Ia mengatakan bahan baku kedelai impor yang digunakan untuk membuat tempe tidak bisa digantikan dengan kedelai lokal karena kualitasnya tidak sama yang dapat berdampak pada hasil tempe.
"Kalau menggunakan kedelai impor maka tempe tersebut bisa tahan selama 3 hari, sedangkan kalau pakai kedelai lokal maka kadang-kadang sehari sudah tumbuh jamur dan tidak bisa untuk dimasak," ujarnya.
Harga Kedelai Melonjak
Perajin tempe lainnya Aminah yang mengeluhkan mahalnya harga bahan baku kedelai selama beberapa pekan terakhir, sehingga para pembuat tempe mengatur strategi agar tidak merugi.

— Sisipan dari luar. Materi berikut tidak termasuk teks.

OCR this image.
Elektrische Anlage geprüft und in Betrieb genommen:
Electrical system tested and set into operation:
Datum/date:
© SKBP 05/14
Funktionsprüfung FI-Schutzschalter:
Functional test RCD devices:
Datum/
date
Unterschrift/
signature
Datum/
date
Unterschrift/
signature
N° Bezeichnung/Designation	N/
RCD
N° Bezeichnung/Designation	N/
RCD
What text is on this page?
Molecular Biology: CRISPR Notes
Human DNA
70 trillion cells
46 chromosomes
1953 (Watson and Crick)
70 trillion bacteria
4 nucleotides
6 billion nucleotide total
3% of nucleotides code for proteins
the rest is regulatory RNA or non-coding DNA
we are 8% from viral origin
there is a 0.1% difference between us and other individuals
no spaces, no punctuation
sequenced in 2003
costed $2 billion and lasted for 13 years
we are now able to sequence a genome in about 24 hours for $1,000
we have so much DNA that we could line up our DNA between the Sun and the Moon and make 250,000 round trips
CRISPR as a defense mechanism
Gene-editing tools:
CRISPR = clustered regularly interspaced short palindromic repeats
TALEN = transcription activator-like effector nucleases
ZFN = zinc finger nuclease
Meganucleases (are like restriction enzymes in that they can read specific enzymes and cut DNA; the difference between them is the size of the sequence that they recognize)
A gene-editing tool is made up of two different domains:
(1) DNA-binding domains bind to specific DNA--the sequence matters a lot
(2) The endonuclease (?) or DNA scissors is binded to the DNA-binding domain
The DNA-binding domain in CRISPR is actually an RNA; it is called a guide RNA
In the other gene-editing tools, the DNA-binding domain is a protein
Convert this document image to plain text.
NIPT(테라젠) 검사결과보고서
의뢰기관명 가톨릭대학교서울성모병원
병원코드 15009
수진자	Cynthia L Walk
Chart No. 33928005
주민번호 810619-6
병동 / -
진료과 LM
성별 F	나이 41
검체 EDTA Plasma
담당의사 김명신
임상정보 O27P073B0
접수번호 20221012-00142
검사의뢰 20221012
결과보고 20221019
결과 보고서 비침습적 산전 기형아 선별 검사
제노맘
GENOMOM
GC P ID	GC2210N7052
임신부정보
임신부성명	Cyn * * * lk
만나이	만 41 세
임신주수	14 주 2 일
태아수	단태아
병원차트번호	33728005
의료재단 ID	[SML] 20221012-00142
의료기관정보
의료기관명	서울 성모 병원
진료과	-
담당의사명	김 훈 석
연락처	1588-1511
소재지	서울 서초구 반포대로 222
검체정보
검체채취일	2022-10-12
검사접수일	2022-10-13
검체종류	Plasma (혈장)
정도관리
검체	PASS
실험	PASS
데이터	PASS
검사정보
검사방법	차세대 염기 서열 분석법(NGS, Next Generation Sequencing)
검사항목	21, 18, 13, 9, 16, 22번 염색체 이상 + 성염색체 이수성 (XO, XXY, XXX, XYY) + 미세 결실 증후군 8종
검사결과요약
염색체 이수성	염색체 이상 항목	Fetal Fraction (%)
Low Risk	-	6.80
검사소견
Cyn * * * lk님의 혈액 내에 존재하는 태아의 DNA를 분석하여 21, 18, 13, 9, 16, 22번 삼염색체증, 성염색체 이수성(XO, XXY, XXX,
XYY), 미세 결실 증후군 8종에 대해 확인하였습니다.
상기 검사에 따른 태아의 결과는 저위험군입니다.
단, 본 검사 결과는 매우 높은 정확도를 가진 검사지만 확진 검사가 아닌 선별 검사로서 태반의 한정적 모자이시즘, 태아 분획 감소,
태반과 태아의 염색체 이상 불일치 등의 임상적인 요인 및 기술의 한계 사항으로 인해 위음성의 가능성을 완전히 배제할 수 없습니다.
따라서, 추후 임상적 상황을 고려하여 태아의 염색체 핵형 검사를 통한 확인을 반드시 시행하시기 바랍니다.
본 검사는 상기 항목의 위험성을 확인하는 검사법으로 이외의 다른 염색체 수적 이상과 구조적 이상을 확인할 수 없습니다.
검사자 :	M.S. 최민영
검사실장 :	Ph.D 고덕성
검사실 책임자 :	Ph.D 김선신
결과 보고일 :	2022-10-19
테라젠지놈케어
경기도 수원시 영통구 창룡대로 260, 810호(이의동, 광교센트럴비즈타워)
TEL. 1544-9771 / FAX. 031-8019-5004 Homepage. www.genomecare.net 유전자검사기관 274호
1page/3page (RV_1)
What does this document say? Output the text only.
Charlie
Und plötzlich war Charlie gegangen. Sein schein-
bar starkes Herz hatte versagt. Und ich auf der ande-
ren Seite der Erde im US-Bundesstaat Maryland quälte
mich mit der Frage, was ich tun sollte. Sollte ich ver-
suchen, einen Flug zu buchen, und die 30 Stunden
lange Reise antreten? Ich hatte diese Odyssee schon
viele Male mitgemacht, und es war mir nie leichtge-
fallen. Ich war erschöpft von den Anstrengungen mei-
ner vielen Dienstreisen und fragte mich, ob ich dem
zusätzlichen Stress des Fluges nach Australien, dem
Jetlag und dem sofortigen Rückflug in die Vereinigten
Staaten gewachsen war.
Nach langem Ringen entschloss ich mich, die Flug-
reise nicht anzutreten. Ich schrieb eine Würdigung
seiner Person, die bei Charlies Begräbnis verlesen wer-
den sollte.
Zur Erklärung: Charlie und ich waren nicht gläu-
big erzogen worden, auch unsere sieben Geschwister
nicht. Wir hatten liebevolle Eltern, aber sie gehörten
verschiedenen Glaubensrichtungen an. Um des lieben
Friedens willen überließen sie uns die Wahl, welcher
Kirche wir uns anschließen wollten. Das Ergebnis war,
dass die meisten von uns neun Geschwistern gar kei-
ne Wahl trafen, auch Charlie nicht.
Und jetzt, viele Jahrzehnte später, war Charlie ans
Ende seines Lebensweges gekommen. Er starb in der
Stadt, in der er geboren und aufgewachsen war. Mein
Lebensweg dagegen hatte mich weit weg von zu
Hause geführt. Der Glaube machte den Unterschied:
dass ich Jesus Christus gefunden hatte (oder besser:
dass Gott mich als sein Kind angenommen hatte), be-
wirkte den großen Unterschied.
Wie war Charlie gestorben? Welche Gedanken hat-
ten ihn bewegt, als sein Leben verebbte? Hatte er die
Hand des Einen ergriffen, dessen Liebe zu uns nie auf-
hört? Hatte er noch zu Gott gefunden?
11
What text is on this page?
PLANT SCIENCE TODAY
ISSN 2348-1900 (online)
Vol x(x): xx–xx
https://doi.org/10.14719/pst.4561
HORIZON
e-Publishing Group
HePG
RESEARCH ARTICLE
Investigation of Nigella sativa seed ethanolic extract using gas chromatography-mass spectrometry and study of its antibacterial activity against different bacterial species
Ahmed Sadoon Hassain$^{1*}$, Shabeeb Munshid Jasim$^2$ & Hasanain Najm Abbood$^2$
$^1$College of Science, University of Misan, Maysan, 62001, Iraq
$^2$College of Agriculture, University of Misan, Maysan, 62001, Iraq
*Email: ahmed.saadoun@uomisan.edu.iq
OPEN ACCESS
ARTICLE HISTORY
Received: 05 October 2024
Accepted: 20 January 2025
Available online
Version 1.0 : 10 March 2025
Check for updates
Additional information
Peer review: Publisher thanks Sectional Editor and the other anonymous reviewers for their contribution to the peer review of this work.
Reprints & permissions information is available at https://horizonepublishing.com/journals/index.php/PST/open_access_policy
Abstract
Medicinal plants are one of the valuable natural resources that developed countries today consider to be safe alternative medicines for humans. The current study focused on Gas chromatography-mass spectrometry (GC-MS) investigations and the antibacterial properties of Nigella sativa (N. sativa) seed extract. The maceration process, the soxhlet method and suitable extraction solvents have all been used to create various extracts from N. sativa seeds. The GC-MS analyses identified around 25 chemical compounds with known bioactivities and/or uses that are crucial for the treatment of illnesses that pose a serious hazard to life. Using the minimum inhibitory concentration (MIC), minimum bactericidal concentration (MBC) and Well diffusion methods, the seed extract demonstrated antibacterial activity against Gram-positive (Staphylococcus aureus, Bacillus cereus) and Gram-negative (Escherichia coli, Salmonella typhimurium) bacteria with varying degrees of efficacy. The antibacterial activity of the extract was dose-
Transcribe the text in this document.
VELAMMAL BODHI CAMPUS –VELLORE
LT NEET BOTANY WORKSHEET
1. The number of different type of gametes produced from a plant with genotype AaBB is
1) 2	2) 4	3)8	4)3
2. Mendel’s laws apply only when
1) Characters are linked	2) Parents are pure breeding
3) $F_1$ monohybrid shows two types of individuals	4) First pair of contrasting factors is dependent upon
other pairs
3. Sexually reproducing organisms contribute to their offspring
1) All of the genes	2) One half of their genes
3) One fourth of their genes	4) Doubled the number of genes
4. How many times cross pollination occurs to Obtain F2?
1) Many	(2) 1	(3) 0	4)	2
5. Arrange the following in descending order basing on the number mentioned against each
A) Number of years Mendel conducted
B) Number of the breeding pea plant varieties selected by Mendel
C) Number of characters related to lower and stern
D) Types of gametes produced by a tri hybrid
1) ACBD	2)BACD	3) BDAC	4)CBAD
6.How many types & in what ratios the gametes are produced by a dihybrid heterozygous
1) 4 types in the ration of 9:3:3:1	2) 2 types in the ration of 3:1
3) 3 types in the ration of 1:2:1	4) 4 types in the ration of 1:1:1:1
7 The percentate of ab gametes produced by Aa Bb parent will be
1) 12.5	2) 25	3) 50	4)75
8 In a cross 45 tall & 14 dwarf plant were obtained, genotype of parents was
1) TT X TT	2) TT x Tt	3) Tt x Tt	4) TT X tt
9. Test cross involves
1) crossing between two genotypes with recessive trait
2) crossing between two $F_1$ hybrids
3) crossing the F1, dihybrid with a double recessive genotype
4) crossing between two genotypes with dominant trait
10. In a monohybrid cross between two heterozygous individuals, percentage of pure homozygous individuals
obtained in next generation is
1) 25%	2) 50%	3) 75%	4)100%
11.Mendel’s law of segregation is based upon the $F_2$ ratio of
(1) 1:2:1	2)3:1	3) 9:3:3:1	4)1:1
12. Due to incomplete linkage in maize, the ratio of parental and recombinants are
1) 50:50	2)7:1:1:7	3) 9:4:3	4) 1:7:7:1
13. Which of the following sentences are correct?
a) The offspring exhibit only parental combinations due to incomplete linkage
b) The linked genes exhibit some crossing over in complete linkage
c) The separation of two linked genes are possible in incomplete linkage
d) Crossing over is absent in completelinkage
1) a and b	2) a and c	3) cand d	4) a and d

"Harga kedelai impor Rp11.500 per kilogram, padahal sebelumnya harga di kisaran Rp6.200 per kilogram. Saya berharap pemerintah juga memberikan solusi atas kenaikan harga kedelai, agar kami bisa tetap memproduksi tempe," katanya.
Pantauan di sejumlah pasar tradisional, para pedagang tetap menjual tempe dan tahu kepada masyarakat karena produksi tempe dan tahu tetap berjalan, namun ukurannya lebih kecil dibandingkan sebelumnya.